DCISN
DCISN

👥 Roles Explained

DCISN uses a four-role model on every task. Clear roles eliminate the biggest source of decision paralysis: nobody knowing who is responsible for what.

The Four Roles

Responsible

The task owner. The Responsible creates the task, monitors its progress, manages the team panel, sends reminders, and can add or reopen rounds. There is always exactly one Responsible per task — typically the person who initiated the decision. The task creator is automatically the Responsible.

Decider

Casts the final binding vote in the decision round. The Decider is the only person who can submit the decision — their vote closes the task. There can be multiple Deciders (each casts a weighted vote), but typically there is one clear decision-maker.

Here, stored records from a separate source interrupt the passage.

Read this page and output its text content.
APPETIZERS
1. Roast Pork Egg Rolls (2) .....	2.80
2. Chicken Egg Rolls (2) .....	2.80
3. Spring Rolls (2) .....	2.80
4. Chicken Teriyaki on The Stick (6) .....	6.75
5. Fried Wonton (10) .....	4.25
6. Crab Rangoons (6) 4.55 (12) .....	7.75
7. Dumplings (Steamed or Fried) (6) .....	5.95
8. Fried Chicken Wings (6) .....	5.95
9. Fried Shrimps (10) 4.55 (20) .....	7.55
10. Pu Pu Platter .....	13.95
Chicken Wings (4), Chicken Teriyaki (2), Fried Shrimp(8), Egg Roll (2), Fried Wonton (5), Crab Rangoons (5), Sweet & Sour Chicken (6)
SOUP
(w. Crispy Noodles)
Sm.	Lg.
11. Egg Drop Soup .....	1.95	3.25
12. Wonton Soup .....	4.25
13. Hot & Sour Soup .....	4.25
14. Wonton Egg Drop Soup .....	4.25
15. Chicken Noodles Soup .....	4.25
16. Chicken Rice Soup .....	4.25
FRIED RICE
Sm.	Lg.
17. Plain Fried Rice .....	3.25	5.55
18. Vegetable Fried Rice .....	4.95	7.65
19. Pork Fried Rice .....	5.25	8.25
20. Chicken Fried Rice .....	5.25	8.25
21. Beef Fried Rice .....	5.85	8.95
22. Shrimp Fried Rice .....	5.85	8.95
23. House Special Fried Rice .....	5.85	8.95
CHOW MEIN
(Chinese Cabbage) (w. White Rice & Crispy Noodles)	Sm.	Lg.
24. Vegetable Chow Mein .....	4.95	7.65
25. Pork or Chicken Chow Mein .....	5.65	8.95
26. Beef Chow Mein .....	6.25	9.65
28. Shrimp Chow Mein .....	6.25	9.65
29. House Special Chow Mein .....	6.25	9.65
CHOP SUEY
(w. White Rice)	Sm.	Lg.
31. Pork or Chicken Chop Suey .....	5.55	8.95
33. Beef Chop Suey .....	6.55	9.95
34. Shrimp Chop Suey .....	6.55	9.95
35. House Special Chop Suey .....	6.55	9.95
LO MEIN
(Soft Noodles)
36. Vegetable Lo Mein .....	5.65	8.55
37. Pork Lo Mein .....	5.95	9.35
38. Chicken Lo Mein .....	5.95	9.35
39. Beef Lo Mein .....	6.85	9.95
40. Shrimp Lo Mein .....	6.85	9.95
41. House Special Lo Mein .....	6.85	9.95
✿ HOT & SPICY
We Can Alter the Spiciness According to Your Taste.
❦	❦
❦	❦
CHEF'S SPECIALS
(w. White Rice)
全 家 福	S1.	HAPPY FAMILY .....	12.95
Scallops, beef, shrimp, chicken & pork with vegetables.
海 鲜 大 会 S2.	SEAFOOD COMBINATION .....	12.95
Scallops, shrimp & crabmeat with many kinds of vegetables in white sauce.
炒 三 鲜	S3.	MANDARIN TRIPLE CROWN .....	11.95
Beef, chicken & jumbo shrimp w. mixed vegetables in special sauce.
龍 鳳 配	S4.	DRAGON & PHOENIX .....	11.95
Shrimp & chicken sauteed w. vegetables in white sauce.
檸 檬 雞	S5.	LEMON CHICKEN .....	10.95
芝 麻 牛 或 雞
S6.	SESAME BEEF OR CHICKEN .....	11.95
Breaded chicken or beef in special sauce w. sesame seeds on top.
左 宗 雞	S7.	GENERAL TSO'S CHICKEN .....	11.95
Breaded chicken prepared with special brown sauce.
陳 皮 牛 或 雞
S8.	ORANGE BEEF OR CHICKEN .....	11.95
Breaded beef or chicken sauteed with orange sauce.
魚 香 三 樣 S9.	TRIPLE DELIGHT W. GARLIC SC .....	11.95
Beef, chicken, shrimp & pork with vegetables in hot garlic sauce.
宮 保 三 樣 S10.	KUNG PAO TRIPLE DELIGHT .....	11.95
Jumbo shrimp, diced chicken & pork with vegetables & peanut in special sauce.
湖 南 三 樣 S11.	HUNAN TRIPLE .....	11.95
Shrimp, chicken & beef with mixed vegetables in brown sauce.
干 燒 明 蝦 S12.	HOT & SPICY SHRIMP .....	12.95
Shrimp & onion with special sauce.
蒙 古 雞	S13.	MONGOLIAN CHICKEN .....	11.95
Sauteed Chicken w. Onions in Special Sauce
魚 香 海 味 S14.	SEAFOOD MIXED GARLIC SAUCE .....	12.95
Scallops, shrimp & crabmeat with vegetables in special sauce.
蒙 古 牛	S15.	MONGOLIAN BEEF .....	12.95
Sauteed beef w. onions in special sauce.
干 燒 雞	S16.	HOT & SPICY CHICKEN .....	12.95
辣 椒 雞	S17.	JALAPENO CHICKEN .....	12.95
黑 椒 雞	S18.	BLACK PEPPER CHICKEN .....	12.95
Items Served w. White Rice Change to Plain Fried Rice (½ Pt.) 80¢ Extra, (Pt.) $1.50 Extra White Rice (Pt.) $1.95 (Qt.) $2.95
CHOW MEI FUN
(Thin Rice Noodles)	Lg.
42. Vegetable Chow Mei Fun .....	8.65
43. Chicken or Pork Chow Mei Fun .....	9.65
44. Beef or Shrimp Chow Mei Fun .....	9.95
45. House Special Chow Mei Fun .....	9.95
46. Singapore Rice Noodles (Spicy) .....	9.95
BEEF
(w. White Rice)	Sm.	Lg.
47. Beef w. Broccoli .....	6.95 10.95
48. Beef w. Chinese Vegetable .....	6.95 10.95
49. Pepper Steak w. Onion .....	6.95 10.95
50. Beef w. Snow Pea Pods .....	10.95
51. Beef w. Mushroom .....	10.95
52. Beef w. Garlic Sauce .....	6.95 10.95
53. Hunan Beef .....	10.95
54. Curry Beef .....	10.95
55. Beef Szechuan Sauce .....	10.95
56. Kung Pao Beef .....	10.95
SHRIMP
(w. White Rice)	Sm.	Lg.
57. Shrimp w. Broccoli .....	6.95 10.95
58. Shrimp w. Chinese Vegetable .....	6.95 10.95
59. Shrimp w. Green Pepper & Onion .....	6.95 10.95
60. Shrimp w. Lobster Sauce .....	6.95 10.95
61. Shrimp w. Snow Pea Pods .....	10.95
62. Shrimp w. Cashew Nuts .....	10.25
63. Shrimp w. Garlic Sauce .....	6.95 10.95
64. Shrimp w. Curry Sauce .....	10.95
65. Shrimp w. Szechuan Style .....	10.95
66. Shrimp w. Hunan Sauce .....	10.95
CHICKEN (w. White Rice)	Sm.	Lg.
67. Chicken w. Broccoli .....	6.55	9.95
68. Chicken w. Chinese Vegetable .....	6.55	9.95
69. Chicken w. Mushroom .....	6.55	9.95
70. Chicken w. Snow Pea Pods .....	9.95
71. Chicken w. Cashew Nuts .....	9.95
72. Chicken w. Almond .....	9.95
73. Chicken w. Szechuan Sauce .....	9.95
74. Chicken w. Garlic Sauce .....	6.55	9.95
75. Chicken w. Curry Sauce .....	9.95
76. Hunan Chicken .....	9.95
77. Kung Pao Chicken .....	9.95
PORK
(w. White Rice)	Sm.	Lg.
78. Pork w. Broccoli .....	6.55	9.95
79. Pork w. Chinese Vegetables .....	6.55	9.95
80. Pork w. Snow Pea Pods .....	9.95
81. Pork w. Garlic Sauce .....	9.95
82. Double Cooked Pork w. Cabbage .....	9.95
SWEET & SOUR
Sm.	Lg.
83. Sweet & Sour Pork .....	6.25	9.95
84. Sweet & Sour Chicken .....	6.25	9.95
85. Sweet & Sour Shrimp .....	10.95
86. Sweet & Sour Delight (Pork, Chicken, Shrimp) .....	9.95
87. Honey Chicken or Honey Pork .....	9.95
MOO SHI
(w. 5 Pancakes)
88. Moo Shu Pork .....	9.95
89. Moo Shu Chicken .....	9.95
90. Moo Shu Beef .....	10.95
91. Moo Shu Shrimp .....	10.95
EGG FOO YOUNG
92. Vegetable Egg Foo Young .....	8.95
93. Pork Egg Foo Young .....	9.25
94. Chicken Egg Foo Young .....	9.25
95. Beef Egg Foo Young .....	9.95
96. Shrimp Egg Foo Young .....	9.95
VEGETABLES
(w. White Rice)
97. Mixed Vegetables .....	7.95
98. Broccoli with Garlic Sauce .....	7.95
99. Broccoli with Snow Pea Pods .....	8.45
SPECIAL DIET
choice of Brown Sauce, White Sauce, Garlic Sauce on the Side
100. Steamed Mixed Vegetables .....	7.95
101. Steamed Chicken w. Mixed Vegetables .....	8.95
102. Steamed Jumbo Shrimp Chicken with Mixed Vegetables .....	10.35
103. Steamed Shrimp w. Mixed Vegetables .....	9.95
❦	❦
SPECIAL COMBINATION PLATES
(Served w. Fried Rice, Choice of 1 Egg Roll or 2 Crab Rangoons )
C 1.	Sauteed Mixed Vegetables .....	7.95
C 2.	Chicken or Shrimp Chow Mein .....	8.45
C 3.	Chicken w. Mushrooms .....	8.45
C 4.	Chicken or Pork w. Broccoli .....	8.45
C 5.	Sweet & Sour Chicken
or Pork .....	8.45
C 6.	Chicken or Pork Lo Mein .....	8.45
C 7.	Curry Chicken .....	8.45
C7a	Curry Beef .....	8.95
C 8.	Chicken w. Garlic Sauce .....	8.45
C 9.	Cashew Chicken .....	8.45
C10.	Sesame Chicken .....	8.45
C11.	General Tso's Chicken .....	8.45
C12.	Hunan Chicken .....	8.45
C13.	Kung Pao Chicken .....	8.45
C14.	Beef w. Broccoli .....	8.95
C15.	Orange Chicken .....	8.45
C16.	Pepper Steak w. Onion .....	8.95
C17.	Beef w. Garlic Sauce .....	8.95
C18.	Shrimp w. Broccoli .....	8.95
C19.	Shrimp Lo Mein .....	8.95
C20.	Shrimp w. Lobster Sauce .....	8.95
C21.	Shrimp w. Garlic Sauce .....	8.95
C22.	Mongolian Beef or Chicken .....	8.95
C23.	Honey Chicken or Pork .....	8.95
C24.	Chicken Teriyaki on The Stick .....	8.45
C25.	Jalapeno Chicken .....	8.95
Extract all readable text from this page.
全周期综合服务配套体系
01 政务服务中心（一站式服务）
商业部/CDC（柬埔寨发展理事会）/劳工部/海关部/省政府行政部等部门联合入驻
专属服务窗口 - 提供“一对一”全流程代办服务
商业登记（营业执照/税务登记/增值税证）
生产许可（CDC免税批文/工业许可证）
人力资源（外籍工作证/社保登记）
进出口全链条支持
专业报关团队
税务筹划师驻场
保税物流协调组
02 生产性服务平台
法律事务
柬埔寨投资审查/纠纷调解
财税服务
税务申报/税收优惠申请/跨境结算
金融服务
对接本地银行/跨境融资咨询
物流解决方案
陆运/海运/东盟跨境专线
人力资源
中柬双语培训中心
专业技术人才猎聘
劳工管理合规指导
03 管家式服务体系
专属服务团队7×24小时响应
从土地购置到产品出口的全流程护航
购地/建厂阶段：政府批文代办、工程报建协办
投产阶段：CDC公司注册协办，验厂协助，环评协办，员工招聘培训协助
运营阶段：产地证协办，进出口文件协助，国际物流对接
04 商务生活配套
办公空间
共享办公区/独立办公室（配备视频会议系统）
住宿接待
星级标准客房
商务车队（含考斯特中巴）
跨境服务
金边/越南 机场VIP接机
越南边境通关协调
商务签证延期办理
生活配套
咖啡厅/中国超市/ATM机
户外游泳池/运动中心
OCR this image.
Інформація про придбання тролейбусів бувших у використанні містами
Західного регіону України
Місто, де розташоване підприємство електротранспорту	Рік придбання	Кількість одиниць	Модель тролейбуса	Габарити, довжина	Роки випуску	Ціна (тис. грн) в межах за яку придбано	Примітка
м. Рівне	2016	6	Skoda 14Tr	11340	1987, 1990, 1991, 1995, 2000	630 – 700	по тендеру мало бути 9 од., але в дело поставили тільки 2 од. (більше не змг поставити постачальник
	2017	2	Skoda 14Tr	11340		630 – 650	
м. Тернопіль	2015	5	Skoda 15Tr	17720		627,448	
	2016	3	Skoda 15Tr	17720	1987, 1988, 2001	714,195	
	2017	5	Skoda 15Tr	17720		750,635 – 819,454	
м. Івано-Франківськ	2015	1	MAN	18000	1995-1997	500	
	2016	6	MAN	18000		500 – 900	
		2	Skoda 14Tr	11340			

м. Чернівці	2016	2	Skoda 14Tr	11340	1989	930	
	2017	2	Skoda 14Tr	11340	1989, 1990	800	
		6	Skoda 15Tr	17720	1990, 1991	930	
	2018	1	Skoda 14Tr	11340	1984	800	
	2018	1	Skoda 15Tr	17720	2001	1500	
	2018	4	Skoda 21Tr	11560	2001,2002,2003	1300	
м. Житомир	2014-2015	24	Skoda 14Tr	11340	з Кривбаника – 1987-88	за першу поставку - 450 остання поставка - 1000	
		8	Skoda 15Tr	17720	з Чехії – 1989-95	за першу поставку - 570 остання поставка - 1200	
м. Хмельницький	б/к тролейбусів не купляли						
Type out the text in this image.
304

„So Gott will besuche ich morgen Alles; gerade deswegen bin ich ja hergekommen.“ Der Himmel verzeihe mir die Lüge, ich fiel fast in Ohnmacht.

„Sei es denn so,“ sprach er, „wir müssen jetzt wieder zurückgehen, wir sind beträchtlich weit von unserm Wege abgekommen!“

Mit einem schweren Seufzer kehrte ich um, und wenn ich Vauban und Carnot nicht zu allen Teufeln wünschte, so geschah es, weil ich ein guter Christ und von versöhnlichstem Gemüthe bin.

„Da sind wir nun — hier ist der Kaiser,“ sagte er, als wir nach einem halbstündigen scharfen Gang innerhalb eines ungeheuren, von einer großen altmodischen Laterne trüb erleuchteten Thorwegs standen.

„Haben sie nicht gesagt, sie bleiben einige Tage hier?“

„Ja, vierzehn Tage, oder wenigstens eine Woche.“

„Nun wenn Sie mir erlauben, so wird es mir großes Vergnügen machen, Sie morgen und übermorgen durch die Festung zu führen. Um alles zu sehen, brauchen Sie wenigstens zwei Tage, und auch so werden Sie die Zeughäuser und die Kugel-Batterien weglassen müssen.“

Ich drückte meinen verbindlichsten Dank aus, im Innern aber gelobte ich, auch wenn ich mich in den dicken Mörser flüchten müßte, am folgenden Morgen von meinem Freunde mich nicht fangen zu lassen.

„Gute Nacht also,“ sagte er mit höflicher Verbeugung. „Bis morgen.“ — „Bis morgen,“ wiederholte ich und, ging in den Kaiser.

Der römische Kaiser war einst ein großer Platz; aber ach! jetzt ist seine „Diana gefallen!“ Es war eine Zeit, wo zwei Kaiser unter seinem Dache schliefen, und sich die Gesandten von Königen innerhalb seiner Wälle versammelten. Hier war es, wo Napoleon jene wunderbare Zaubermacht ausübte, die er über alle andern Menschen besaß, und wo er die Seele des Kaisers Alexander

Decider as Consultant: A person can hold multiple roles. If you assign someone as both Decider and Consultant, they participate in feedback rounds AND cast the final vote.

Consultant

Provides feedback in feedback rounds. Consultants are the core participants — their input is what gets synthesised into the final decision. Each consultant can be assigned a decision weight (10–200, default 100) to reflect their relative influence.

Informed

Observer only. Informed members receive all notifications and can see the task detail page, but cannot participate in any round. Use this role for stakeholders who need visibility without active involvement — executives, compliance officers, or project managers.

AI (Simon Wright)

Prof. Simon Wright is DCISN's built-in AI agent. He can be added to any task as Consultant (Pro+) or Decider (Premium only). See the Simon Wright documentation for full details.

Role Assignment Rules

Every task must have at least one of each required role:

The system validates this server-side — tasks cannot be created without fulfilling these requirements.

Decision Weights

Each Consultant can be assigned a weight between 10 and 200 (default 100). Weighted votes are shown in the decision results alongside the raw count. Use weights to reflect expertise, seniority, or stake in the outcome — for example, give a domain expert a weight of 150 to signal their input carries more influence.

Weighted votes require a Pro or Premium plan.